Both Salon and the hackers behind recent attacks use the same tool — a JavaScript miner called CoinHive. It can be embedded on a webpage and functions in the visitor’s browser window. Hackers have taken the script and implemented it to immediately force visitors to donate their CPU power toward mining Monero coins, or XMR. (What’s that, you ask? Read our guide to the best Bitcoin alternatives).

The internet could become one big, illicit crypto-mining operation.

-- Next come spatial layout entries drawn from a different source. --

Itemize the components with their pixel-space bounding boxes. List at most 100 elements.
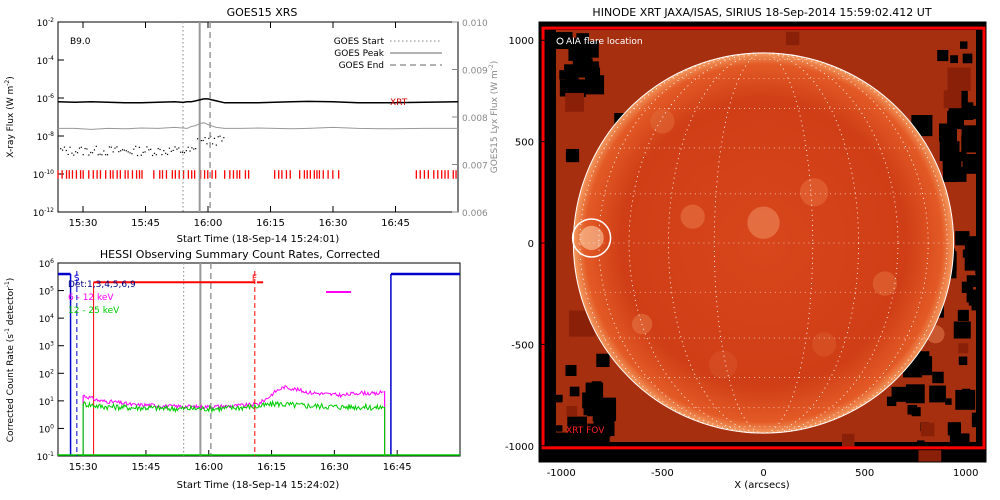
lyx-point <box>84 147 86 150</box>
lyx-point <box>116 146 118 148</box>
lyx-point <box>163 150 165 152</box>
hessi-y-tick-label: 10-1 <box>37 451 55 463</box>
lyx-point <box>88 154 90 156</box>
lyx-point <box>110 146 112 148</box>
dark-patch <box>584 75 605 95</box>
lyx-point <box>153 152 156 154</box>
goes-x-tick-label: 16:45 <box>381 218 410 229</box>
dark-patch <box>574 60 592 78</box>
dark-patch <box>569 386 580 397</box>
dark-patch <box>960 41 968 49</box>
legend-goes-start-label: GOES Start <box>334 37 385 47</box>
hessi-x-tick-label: 16:15 <box>257 462 286 473</box>
aia-legend-label: AIA flare location <box>566 37 643 47</box>
dark-patch <box>943 90 962 109</box>
goes-series <box>57 98 459 130</box>
dark-patch <box>957 309 969 321</box>
dark-patch <box>975 266 983 275</box>
lyx-point <box>125 150 127 152</box>
lyx-point <box>204 136 206 139</box>
lyx-point <box>91 152 94 154</box>
active-region <box>579 225 604 251</box>
lyx-point <box>172 149 174 152</box>
lyx-point <box>166 153 169 156</box>
lyx-point <box>144 151 146 153</box>
dark-patch <box>962 158 978 174</box>
lyx-point <box>195 148 197 150</box>
hessi-panel: HESSI Observing Summary Count Rates, Cor… <box>4 248 461 491</box>
hessi-series <box>58 384 460 456</box>
hessi-plot-frame <box>57 262 461 457</box>
xrt-y-tick-label: 500 <box>515 138 534 149</box>
lyx-point <box>185 150 187 152</box>
hessi-series-6-12-kev <box>82 384 384 411</box>
xrt-x-tick-label: 1000 <box>953 468 978 479</box>
lyx-point <box>99 153 101 155</box>
goes-plot-frame <box>57 21 459 213</box>
dark-patch <box>947 422 962 436</box>
goes-y2-ticks: 0.010 0.009 0.008 0.007 0.006 <box>452 19 488 219</box>
lyx-point <box>191 147 193 149</box>
goes-series-long <box>57 98 459 104</box>
lyx-point <box>95 145 97 147</box>
goes-series-short <box>58 122 458 130</box>
dark-patch <box>555 394 563 403</box>
hessi-x-tick-label: 15:30 <box>69 462 98 473</box>
dark-patch <box>596 353 610 368</box>
lyx-point <box>60 148 62 150</box>
lyx-point <box>187 146 189 148</box>
lyx-point <box>202 139 204 142</box>
dark-patch <box>568 43 586 61</box>
xrt-x-ticks: -1000 -500 0 500 1000 <box>547 454 979 479</box>
goes-class-annotation: B9.0 <box>70 37 91 47</box>
dark-patch <box>576 33 590 46</box>
goes-x-axis-label: Start Time (18-Sep-14 15:24:01) <box>177 234 340 245</box>
lyx-point <box>82 154 84 156</box>
dark-patch <box>943 167 958 183</box>
lyx-point <box>93 149 96 151</box>
hessi-marker-label-S: S <box>74 274 80 284</box>
lyx-point <box>206 143 208 145</box>
lyx-point <box>103 150 105 152</box>
lyx-point <box>170 150 172 152</box>
goes-y-tick-label: 10-6 <box>37 93 55 105</box>
lyx-point <box>90 151 92 154</box>
dark-patch <box>585 441 601 458</box>
legend-goes-peak-label: GOES Peak <box>334 49 384 59</box>
dark-patch <box>945 398 952 405</box>
goes-y2-tick-label: 0.008 <box>462 114 488 124</box>
hessi-vertical-lines <box>93 263 212 456</box>
lyx-point <box>180 151 182 153</box>
dark-patch <box>592 397 617 422</box>
xrt-plot-frame <box>538 21 987 463</box>
dark-patch <box>579 426 594 441</box>
xrt-fov-box <box>541 26 986 450</box>
lyx-point <box>71 152 73 154</box>
dark-patch <box>932 371 944 384</box>
goes-x-tick-label: 16:30 <box>319 218 348 229</box>
active-region <box>747 206 780 239</box>
dark-patch <box>905 384 925 404</box>
goes-panel: GOES15 XRS 10-2 10-4 10-6 10-8 10-10 10-12 0.… <box>4 6 500 245</box>
lyx-point <box>146 146 148 148</box>
hessi-y-tick-label: 104 <box>39 313 54 325</box>
goes-xrt-coverage <box>57 170 457 179</box>
lyx-point <box>121 149 124 151</box>
xrt-image-content <box>541 26 986 462</box>
dark-patch <box>971 249 983 262</box>
lyx-point <box>106 154 109 156</box>
active-region <box>650 109 675 134</box>
goes-y-tick-label: 10-4 <box>37 55 55 67</box>
active-region <box>680 204 705 229</box>
lyx-point <box>161 153 163 156</box>
lyx-point <box>129 152 131 154</box>
dark-patch <box>555 32 573 49</box>
grid-longitude-line <box>713 52 814 434</box>
lyx-point <box>86 148 88 150</box>
xrt-x-axis-label: X (arcsecs) <box>734 480 790 491</box>
dark-patch <box>953 321 971 339</box>
xrt-x-tick-label: -500 <box>651 468 674 479</box>
lyx-point <box>168 147 171 149</box>
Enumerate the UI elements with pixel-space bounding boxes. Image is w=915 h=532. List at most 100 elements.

That wasn’t CoinHive’s intent. Instead, its developers “dream about it as an alternative to micro payments, artificial wait time in online games, intrusive ads, and dubious marketing tactics.” It’s a rather clever idea, really. The average PC is much more powerful than needed to browse the web, so why not use a bit of that performance to pay for content? The creators of CoinHive told Motherboard recently that “their reputation couldn’t be worse,” lamenting that they didn’t see the potential of cryptojacking at the time.

To be clear, cryptojacking isn’t an easy way for hackers to get rich. If a site has 10–20 active miners all day, CoinHive claims “you can expect a monthly revenue of about 0.3 XMR (~$86).” It’s relatively easy for hackers to implement, however, and the anonymous nature of cryptocurrency makes the payoff hard to trace. Consider it low reward, but very low risk. So long as cryptocurrencies keep rising in value, cryptomining — and its dark side, cryptojacking — will continue to spread.

This is only the beginning

It’s not hard to imagine cryptojacking’s future. Today, ads are everywhere you look on the internet, and off. Ads appear everywhere from YouTube to free software. Cloud cryptomining could provide an alternative, letting you “donate” some processor power for free web content or software.

We could also see a future where cryptojacking is constantly in the news — and in much greater potency. The internet could become one big illicit crypto-mining operation, and the fight against that won’t be easy. Hackers will find efficient and more subtle ways of secretly contorting innocent CPUs to make a quick buck. Right now, it’s not yet possible to mine cryptocurrency in-browser using a visitor’s GPU, which would provide much more substantial hashing power. Such a thing can’t be too far away.

And it doesn’t stop with in-browser mining.

Imagine the way adware works today. You’re installing a piece of software, and you quickly click through a few checkboxes to complete the installation. Without being fully aware of it, you’ve installed a piece of software that generates revenue for a company by inserting ads into your browser. Because it’s invisible, cryptojacking malware tougher to deal with. You might not even notice it quietly humming along in the background as it slows your computer and fills someone’s crypto-wallet.

This is certain to happen in a future where cryptocurrency cements its position as an online currency. It’ll give developers and website owners a new way to make legitimate cash from their work — and profit-driven hackers another potent tool in their toolbox.